Dai Cartigli del Comune di Bologna
Palazzo Fava
Al piano nobile di questo palazzo senatorio cinquecentesco si trova la famosa sala affrescata, per conto di Filippo Fava, da Ludovico, Annibale ed Agostino Carracci con le Vicende di Giasone (1584); in altre sale i Carracci dipinsero Storie dell’Eneide, Storie di Europa, ed altri ambienti recano affreschi di B. Cesi e F. Albani. Per Alessandro Fava il giovanissimo Donato Creti dipinse l’Ercole e Cerbero nel 1688.
Indirizzo:
via Manzoni, 2
Dalle “Cose Notabili …” di Giuseppe Guidicini.
Palazzo Fava, stabile probabilmente diviso da quello dei Ghisellardi da un vicolo che gli storici dicono terminasse in faccia alla Madonna di Galliera, e che era la continuazione del vicolo di dietro al Seminario, ora strada chiusa.
1516, 7 agosto. Abbruciarono le stalle dei Bucchi dirimpetto alla Madonna di Galliera, e si appicò pure il fuoco in casa di Bernardo Fasanini.
1546, 9 dicembre. Francesca Fasanini e Vincenzo Castellani Iugali vendono a Filippo di Guglielmo di Urbano Fava due case vicine nella strada di Galliera , sotto Sant’Andrea dei Piatesi, per L. 9100. Rogito Gio. Battista Castellani. Confinano la via pubblica a settentrione, Antonio Bucchi a mattina, e gli eredi di Lodovico Ghisellardi a sera.
Filippo di Antonio Fava fabbricò la facciata nel 1584, e fece dipingere la sala dai Caracci. Il suo ramo si estinse in Antonio Francesco di altro Francesco, dopo di che questo palazzo fu comprato da Alessandro di Ercole, che abitava rimpetto alle suore della Maddalena in Galliera, e vi trasportò la sua famiglia. I discendenti del suddetto Alessandro terminarono in Carlo del conte Pietro Ercole, morto li 21 aprile 1790, a cui successe il conte Nicolò di Alessandro Fava detto dalla Maddalena.

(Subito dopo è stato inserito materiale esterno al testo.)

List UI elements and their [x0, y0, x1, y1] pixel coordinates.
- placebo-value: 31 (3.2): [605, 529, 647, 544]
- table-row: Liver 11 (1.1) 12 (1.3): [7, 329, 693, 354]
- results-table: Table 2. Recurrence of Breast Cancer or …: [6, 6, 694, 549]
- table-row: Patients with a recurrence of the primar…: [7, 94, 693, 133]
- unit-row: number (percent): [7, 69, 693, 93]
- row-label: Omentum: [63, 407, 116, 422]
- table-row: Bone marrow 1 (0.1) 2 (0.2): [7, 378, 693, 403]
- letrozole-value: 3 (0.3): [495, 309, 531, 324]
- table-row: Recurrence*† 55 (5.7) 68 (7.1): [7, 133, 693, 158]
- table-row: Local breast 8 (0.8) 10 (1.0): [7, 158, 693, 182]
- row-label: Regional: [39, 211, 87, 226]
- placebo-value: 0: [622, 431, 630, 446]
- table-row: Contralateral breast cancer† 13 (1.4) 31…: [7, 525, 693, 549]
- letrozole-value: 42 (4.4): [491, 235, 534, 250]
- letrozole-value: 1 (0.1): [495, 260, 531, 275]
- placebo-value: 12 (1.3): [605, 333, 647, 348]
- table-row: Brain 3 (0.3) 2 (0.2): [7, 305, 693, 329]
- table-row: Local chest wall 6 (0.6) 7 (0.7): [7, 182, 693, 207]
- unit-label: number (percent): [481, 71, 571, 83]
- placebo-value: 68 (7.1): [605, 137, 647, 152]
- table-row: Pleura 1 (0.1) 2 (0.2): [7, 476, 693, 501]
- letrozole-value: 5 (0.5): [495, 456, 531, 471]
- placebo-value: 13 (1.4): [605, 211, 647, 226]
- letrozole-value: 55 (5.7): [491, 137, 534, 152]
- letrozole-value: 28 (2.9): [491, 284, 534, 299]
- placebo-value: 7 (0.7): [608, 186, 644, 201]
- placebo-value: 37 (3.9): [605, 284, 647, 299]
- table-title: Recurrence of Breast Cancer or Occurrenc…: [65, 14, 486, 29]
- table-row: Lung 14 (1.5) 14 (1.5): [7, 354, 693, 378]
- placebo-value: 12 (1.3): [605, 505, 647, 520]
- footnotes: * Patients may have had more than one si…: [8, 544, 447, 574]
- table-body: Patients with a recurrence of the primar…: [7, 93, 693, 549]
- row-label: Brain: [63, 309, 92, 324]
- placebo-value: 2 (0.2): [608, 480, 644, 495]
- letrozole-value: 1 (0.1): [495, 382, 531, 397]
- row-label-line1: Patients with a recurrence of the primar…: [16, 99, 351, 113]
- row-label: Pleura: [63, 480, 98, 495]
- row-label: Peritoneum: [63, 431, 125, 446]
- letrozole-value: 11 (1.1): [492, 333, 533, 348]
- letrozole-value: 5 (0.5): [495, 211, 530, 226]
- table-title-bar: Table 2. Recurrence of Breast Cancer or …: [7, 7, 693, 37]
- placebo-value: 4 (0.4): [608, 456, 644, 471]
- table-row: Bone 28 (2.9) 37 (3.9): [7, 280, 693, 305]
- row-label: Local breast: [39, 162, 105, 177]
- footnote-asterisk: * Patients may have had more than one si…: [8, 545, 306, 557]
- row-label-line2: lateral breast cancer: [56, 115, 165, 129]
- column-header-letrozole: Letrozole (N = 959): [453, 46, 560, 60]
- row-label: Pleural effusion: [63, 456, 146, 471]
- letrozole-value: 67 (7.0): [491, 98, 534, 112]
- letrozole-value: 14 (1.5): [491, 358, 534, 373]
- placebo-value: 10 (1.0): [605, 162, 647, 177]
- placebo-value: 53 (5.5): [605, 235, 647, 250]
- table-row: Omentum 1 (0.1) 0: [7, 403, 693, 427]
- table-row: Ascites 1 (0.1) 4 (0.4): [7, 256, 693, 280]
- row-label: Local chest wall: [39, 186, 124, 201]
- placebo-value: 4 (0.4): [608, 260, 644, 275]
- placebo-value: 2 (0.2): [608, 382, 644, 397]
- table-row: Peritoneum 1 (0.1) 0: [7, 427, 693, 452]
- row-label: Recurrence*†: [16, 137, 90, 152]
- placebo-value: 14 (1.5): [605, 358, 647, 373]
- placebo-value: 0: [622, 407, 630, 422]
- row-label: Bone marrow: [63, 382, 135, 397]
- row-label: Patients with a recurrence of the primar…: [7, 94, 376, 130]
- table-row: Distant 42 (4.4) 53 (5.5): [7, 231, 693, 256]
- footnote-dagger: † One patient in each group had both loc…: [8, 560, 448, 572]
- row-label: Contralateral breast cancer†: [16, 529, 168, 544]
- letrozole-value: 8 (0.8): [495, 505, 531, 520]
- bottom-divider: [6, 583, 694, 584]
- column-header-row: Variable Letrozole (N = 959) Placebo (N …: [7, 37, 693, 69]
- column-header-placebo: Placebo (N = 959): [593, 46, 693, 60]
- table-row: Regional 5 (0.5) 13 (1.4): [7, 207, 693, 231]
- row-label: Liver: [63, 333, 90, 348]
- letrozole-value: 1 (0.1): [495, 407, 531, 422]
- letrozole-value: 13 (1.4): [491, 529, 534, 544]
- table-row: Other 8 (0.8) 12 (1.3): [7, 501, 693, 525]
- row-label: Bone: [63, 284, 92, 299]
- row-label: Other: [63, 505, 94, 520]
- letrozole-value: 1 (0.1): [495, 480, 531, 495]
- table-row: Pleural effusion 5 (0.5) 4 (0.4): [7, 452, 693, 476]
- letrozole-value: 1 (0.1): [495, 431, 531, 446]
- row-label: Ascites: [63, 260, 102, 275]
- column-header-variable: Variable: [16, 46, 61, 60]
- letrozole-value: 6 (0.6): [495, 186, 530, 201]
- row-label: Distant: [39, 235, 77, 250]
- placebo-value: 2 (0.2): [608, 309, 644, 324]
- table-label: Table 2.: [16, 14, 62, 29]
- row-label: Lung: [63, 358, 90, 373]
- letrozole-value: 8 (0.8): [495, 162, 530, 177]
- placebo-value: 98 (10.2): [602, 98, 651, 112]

Nell’ aprile e maggio del 1773, scavando per fare i fondamenti della prospettiva di questo palazzo, si rinvennero i ruderi di un magnifico edifìzio, embrici con lettere romane, pietre grandi e piccole di terra cotta quadrate e di varie .forme e colori per pavimento, frammenti di cornici di marmo, di statue, di mosaici di fini marmi, una moneta imperiale, una lucerna, ecc. , e finalmente alla profondità di tre piedi una bella strada di marmo grigio, con declività ad occidente, che traversava il cortile, e si dirigeva al contiguo cortile Ghisellardi, poi Tortorelli. Anche questi avanzi ricordano l’antica città distrutta, di cui si è tenuto parola nel discorso preliminare.